Yapılan yargılama ve saptanan somut uyuşmazlık bakımından uygulanması gereken hukuk kuralları gözetildiğinde İlk Derece Mahkemesince verilen kararda bir isabetsizlik olmadığının anlaşılmasına göre yapılan istinaf başvurusunun 6100 sayılı Hukuk Muhakemeleri Kanunu'nun (HMK) 353/1-b(1) hükmü uyarınca Bölge Adliye Mahkemesince esastan reddine ilişkin kararın usul ve yasaya uygun olduğu kanısına varıldığından Bölge Adliye Mahkemesi kararının onanmasına karar vermek gerekmiştir.

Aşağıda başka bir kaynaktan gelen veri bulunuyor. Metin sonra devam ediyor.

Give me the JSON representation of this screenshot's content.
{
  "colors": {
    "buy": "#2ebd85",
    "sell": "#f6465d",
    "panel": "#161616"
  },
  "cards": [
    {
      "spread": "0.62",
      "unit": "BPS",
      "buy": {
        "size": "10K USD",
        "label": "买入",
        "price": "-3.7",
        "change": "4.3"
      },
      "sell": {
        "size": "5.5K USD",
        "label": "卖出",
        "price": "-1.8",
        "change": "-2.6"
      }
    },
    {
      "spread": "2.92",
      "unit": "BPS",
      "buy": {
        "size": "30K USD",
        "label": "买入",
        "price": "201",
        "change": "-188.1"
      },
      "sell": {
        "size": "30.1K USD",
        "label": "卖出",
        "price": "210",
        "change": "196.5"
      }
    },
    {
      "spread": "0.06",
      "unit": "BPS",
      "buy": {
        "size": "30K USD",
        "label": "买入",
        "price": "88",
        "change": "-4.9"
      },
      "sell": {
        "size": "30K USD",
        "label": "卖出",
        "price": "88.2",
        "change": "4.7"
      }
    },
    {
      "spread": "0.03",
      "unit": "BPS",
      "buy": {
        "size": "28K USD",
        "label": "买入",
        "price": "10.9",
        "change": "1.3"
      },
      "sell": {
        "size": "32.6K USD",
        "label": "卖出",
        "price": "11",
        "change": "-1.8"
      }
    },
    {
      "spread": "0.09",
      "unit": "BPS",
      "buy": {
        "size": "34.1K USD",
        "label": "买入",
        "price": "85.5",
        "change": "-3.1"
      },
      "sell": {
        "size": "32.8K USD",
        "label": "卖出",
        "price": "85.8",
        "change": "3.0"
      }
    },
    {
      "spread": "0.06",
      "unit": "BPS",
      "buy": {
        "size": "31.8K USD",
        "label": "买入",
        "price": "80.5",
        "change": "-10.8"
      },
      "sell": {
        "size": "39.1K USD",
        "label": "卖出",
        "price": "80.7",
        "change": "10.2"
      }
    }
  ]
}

VI. SONUÇ: Yukarıda açıklanan nedenlerle, davacı vekilinin temyiz itirazlarının reddi ile Bölge Adliye Mahkemesince verilen kararın HMK'nın 370/1 hükmü uyarınca ONANMASINA, aynı Kanun'un 372. maddesi uyarınca işlem yapılmak üzere dava dosyasının İlk Derece Mahkemesine, kararın bir örneğinin Bölge Adliye Mahkemesine gönderilmesine, aşağıda yazılı temyiz giderinin temyiz edene yükletilmesine, 27.02.2025 tarihinde kesin olarak oy birliğiyle karar verildi.